Magic W wrap up
Prove that you cannot form a Magic W with a total of 12 or less or with a with a total of 18 or more.
Problem
To make a Magic W you have to put the numbers 1, 2, ...,9, one in each circle, so that each row of three numbers has the same total. Experiment to find as many different magic totals as you can using the interactivity from the Magic W problem.
Prove that if you have a Magic W and you replace each of the numbers by 10 minus that number then the new W is also magic. What will its magic total be?
Prove that you cannot form a Magic W with a total of 12 or less. Also prove that you cannot form a Magic W with a total of 18 or more.
Getting Started
See the solution to the Magic W problem from May 2003
Student Solutions
Judy sent us the following solution:
Suppose that we have a labelling with magic total $T$ that looks like this:
$A\quad\quad E\quad\quad I$
$\ B\quad D\quad F\quad H$
$\quad C\quad \quad G\quad $
Then we can replace each entry $x$ by $10-x$ and get another labelling (because if $x$ is one of 1, 2, \ldots, 9, then $10-x$ will also be). Also, this label will have magic total $30-T$, because instead of adding up $A+B+C$, for example, we'll add up $10-A+10-B+10-C=30-T$, and all of the sums will be the same. So if we have a labelling with magic total $T$, then we certainly have one with magic total $30-T$.

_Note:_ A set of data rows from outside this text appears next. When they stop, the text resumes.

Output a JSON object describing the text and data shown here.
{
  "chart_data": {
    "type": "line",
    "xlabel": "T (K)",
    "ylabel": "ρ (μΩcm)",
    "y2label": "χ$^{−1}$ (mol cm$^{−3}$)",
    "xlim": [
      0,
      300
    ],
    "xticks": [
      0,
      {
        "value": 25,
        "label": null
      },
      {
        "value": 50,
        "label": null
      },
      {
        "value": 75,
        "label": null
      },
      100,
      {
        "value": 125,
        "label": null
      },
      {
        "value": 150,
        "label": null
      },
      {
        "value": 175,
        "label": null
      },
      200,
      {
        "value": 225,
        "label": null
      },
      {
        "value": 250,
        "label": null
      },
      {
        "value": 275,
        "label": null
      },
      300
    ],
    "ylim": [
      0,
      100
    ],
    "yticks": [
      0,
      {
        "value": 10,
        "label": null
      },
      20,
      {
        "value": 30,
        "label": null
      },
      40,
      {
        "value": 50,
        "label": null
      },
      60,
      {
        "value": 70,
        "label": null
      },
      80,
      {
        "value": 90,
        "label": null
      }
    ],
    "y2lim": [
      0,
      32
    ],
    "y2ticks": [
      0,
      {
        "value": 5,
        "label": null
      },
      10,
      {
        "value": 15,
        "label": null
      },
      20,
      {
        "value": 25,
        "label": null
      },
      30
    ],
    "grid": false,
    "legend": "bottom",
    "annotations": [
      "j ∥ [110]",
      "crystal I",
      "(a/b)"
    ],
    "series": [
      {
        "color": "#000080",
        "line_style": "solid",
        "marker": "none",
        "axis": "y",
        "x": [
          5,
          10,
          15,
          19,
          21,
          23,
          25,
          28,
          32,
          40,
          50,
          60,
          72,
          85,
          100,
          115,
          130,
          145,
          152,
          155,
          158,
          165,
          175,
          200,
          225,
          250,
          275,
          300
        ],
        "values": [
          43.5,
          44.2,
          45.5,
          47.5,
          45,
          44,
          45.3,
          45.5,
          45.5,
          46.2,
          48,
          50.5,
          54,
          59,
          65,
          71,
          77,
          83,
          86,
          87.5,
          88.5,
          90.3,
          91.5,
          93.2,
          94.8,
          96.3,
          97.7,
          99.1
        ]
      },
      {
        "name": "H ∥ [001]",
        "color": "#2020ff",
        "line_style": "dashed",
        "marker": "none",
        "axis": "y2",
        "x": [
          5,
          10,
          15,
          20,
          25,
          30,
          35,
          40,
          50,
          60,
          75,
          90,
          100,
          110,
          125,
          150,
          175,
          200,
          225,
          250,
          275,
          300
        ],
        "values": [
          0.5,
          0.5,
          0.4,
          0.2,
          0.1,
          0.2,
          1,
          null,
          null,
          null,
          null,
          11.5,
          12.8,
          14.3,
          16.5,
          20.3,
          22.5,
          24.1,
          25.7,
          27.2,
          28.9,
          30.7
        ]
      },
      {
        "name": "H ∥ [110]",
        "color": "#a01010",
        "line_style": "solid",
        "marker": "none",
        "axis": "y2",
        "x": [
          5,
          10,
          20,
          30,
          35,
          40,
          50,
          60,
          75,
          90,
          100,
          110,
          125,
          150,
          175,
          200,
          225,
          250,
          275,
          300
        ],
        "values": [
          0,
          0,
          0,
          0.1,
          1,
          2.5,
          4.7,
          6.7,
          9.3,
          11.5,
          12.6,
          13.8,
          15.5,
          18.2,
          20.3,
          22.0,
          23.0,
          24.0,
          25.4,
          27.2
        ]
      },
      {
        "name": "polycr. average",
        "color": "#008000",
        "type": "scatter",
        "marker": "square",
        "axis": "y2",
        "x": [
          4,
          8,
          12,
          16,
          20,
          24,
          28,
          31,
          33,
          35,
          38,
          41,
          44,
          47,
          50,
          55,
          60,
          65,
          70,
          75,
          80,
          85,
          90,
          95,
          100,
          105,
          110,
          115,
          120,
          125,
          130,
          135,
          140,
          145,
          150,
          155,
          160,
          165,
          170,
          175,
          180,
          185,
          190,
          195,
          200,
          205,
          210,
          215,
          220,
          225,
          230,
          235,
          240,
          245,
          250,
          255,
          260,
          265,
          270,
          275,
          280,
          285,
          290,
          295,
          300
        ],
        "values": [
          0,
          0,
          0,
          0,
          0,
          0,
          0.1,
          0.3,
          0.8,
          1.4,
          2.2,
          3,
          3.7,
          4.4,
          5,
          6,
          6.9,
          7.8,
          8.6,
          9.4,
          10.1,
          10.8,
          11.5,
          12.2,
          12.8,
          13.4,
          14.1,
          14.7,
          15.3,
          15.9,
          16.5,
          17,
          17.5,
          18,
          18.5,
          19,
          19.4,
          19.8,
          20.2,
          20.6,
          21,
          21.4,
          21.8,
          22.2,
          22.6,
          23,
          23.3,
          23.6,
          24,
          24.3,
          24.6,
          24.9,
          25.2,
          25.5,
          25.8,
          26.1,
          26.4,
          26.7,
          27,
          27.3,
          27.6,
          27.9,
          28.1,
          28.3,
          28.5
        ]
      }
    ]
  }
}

Using the solution to the Magic W problem, we know that there is 1 magic labelling for $T=13$, and there are 5 for $T=14$. So (using what we worked out above) there's also one for $T=17$ and 5 for $T=16$. (There can't be any more for $T=17$, for example, because any labelling of $T=17$ is also one of $T=13$.)
When do magic labellings exist? Well, again using the ideas from the solution to the Magic W problem, we must have $C+E+G+45=4T$. But $C+E+G\geq 6$, so $4T\geq 45+6=51$, so $T\geq 13$. Also, $C+E+G\leq 24$, so $4T\leq 45+24=69$ so $T\leq 17$. So we only need to check whether there are any magic labellings for $T=15$. Suppose that there is one. Then we have $C+D+E=15$, and also $C+E+G=4\times 15-45=15$, so $D=G$. But that's not allowed, so there are no labellings of $T=15$.
To summarise, there are magic labellings for $T=13, 14, 16$ and $17$ (and no others), and there are $1+5+5+1=12$ magic labellings.